From this simple declaration, framing ourselves as settlers within the language of colonialism, we can begin the next steps. If I or other settlers are to call Hawaiʻi home, we must recognize that it is we, our parents and our grandparents who are ultimately responsible for the ongoing colonial oppression of kānaka maoli. Once we make this realization, we can then recognize that we have a responsibility to live lives that do not infringe upon the rights of Native Hawaiians. We have a duty to do no harm; we must not oppress. And to continue to live as oppressors is absurd for not just moral reasons, but for equally poignant individual reasons: we settlers all have friends, family, lovers and neighbors who are kānaka maoli.

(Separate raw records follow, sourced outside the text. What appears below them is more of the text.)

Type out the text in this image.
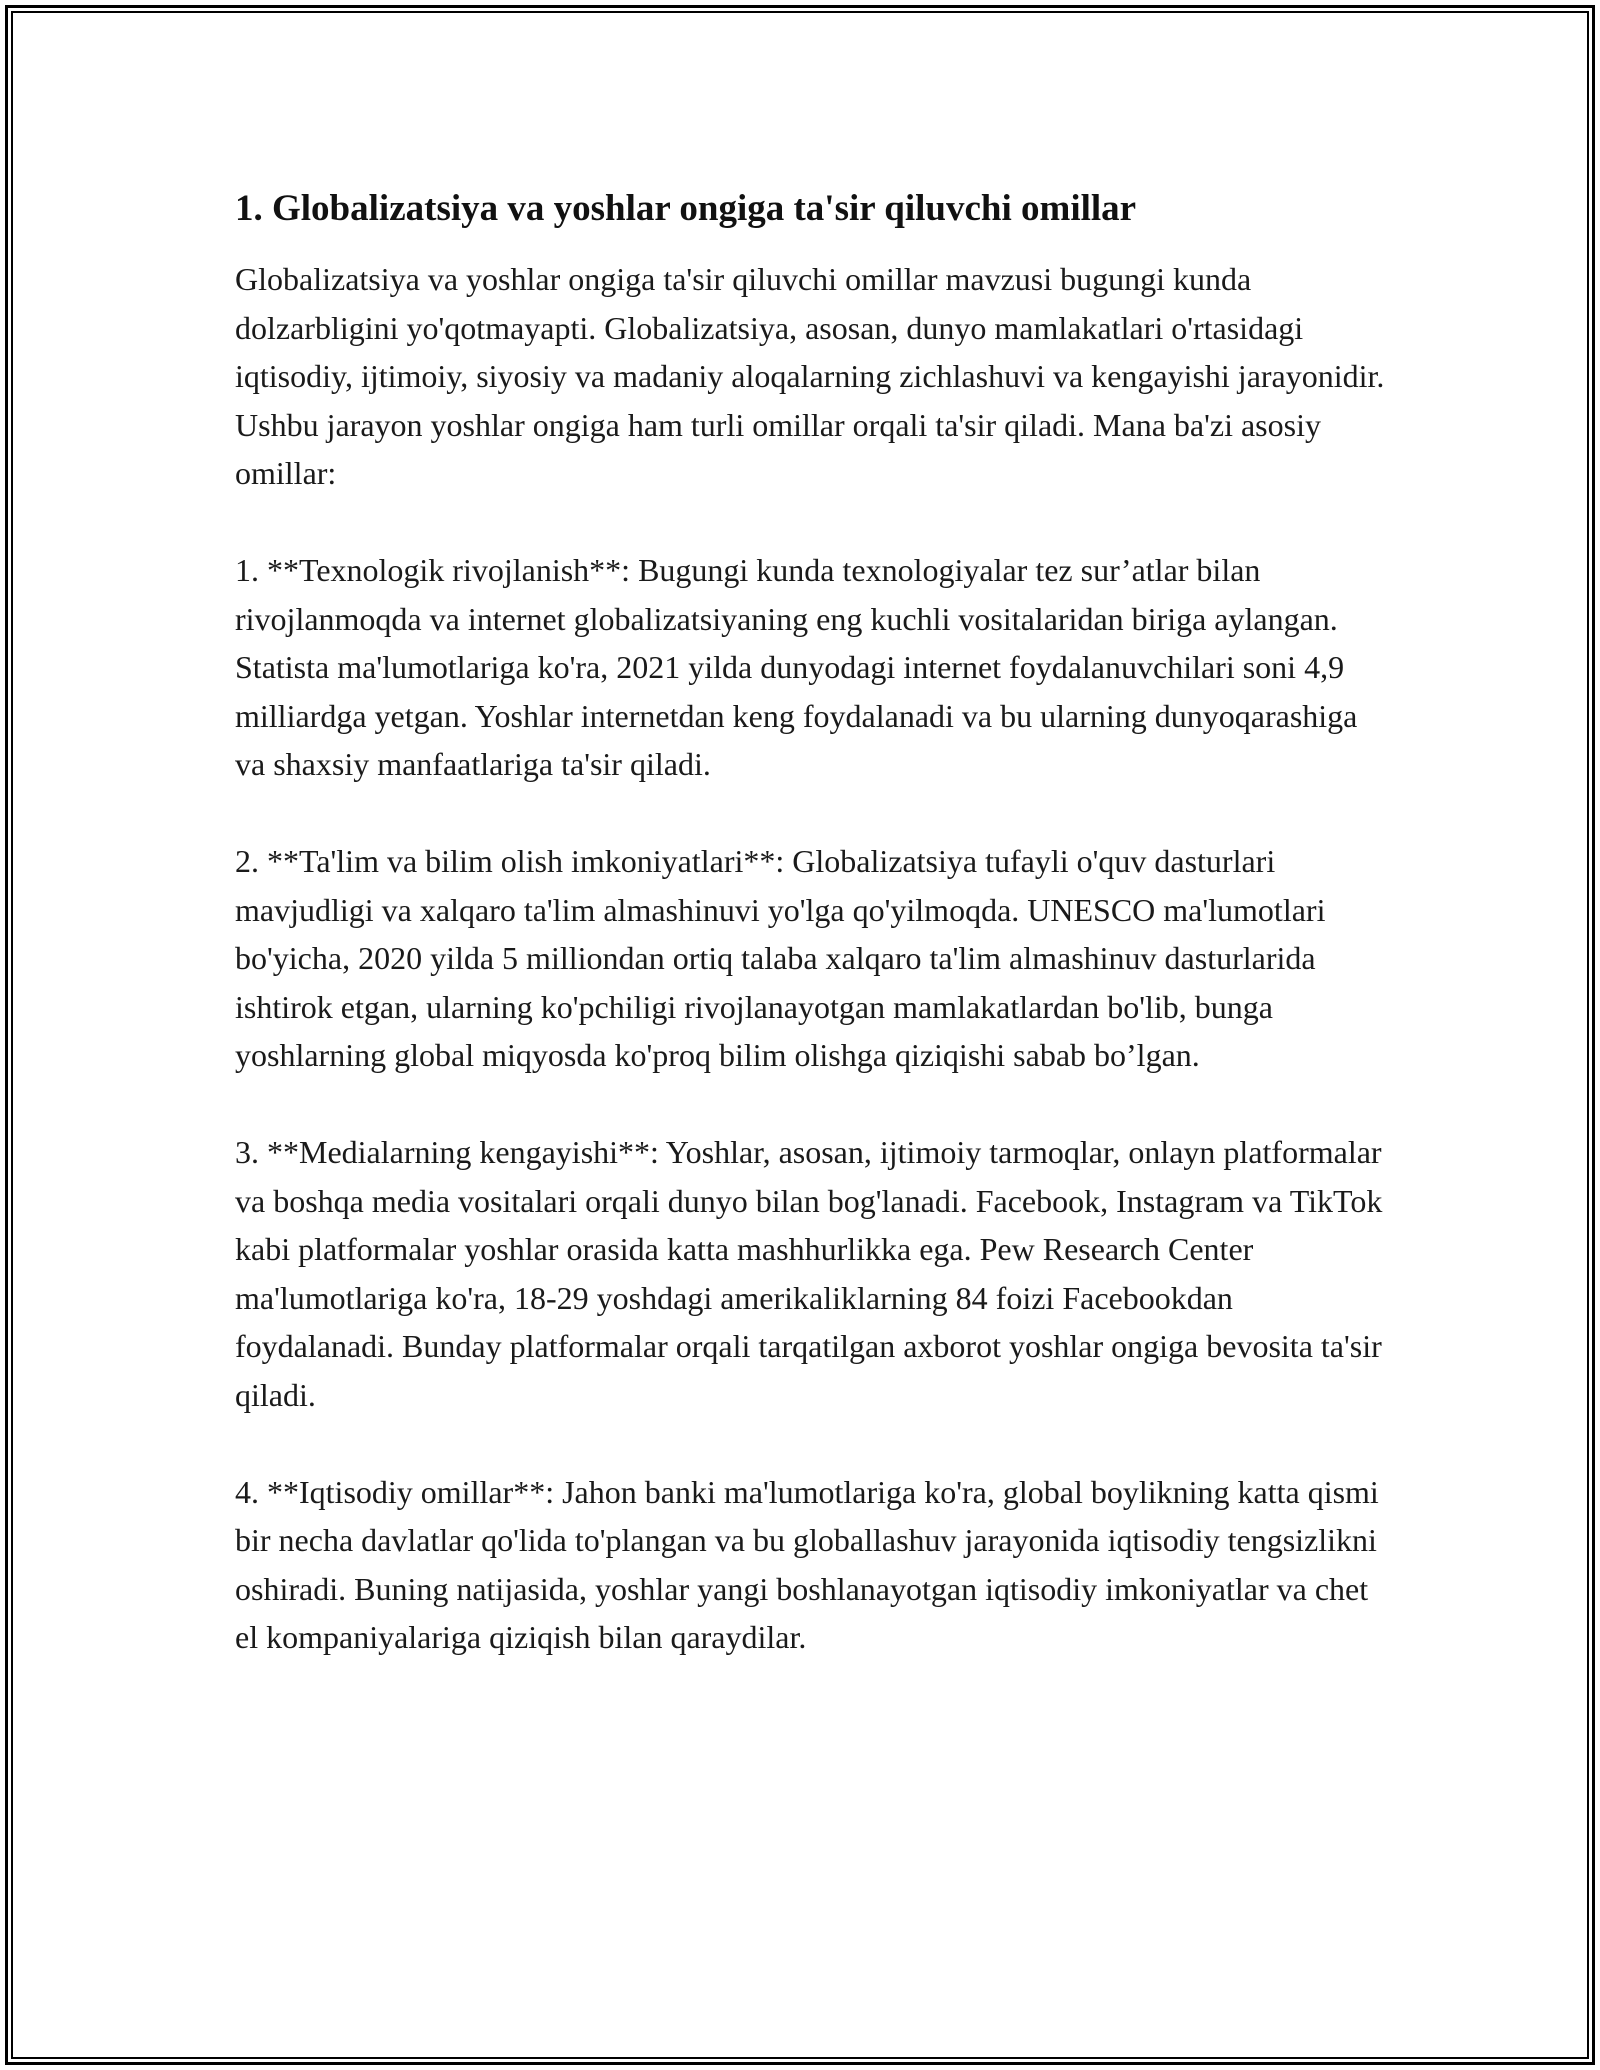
1. Globalizatsiya va yoshlar ongiga ta'sir qiluvchi omillar

Globalizatsiya va yoshlar ongiga ta'sir qiluvchi omillar mavzusi bugungi kunda dolzarbligini yo'qotmayapti. Globalizatsiya, asosan, dunyo mamlakatlari o'rtasidagi iqtisodiy, ijtimoiy, siyosiy va madaniy aloqalarning zichlashuvi va kengayishi jarayonidir. Ushbu jarayon yoshlar ongiga ham turli omillar orqali ta'sir qiladi. Mana ba'zi asosiy omillar:

1. **Texnologik rivojlanish**: Bugungi kunda texnologiyalar tez sur’atlar bilan rivojlanmoqda va internet globalizatsiyaning eng kuchli vositalaridan biriga aylangan. Statista ma'lumotlariga ko'ra, 2021 yilda dunyodagi internet foydalanuvchilari soni 4,9 milliardga yetgan. Yoshlar internetdan keng foydalanadi va bu ularning dunyoqarashiga va shaxsiy manfaatlariga ta'sir qiladi.

2. **Ta'lim va bilim olish imkoniyatlari**: Globalizatsiya tufayli o'quv dasturlari mavjudligi va xalqaro ta'lim almashinuvi yo'lga qo'yilmoqda. UNESCO ma'lumotlari bo'yicha, 2020 yilda 5 milliondan ortiq talaba xalqaro ta'lim almashinuv dasturlarida ishtirok etgan, ularning ko'pchiligi rivojlanayotgan mamlakatlardan bo'lib, bunga yoshlarning global miqyosda ko'proq bilim olishga qiziqishi sabab bo’lgan.

3. **Medialarning kengayishi**: Yoshlar, asosan, ijtimoiy tarmoqlar, onlayn platformalar va boshqa media vositalari orqali dunyo bilan bog'lanadi. Facebook, Instagram va TikTok kabi platformalar yoshlar orasida katta mashhurlikka ega. Pew Research Center ma'lumotlariga ko'ra, 18-29 yoshdagi amerikaliklarning 84 foizi Facebookdan foydalanadi. Bunday platformalar orqali tarqatilgan axborot yoshlar ongiga bevosita ta'sir qiladi.

4. **Iqtisodiy omillar**: Jahon banki ma'lumotlariga ko'ra, global boylikning katta qismi bir necha davlatlar qo'lida to'plangan va bu globallashuv jarayonida iqtisodiy tengsizlikni oshiradi. Buning natijasida, yoshlar yangi boshlanayotgan iqtisodiy imkoniyatlar va chet el kompaniyalariga qiziqish bilan qaraydilar.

How settlers, now (hopefully) aware of their status as colonial settlers, can improve this relationship in the future is difficult to imagine. But it can begin with supporting our kanaka sisters and brothers in their struggle to regain their sovereignty and self-determination that we settlers have taken. We must not destroy land or sacred sites for the purpose of profit or for the career advancement—academic, political or otherwise—of a select few. We cannot act as if Native Hawaiians are a people of the past, only existing in histories or museum cases—they live and love alongside us. As it was just Black History Month, there is a famous quotation from Dr. Martin Luther King Jr. that is quite appropriate: “Injustice anywhere is a threat to justice everywhere.” Though we may experience it quite differently, the struggle of Native Hawaiians is our struggle too, and it’s time we recognized that.
My name is Tyler Greenhill. I am a colonial settler. I was born in Honolulu and I call Hawaiʻi home. I vow to always remain aware of my status as a colonial settler in Hawaiʻi and to work in directions that reduce and eliminate my own and other settlers’ contributions to the oppression of Native Hawaiians. Hopefully, one day, I can say with pride and without the attached negative implications of colonialism that I am indeed a settler in Hawaiʻi. But the day that I am able to make that statement in earnest can only be the same day that Native Hawaiians recover their stolen self-determination.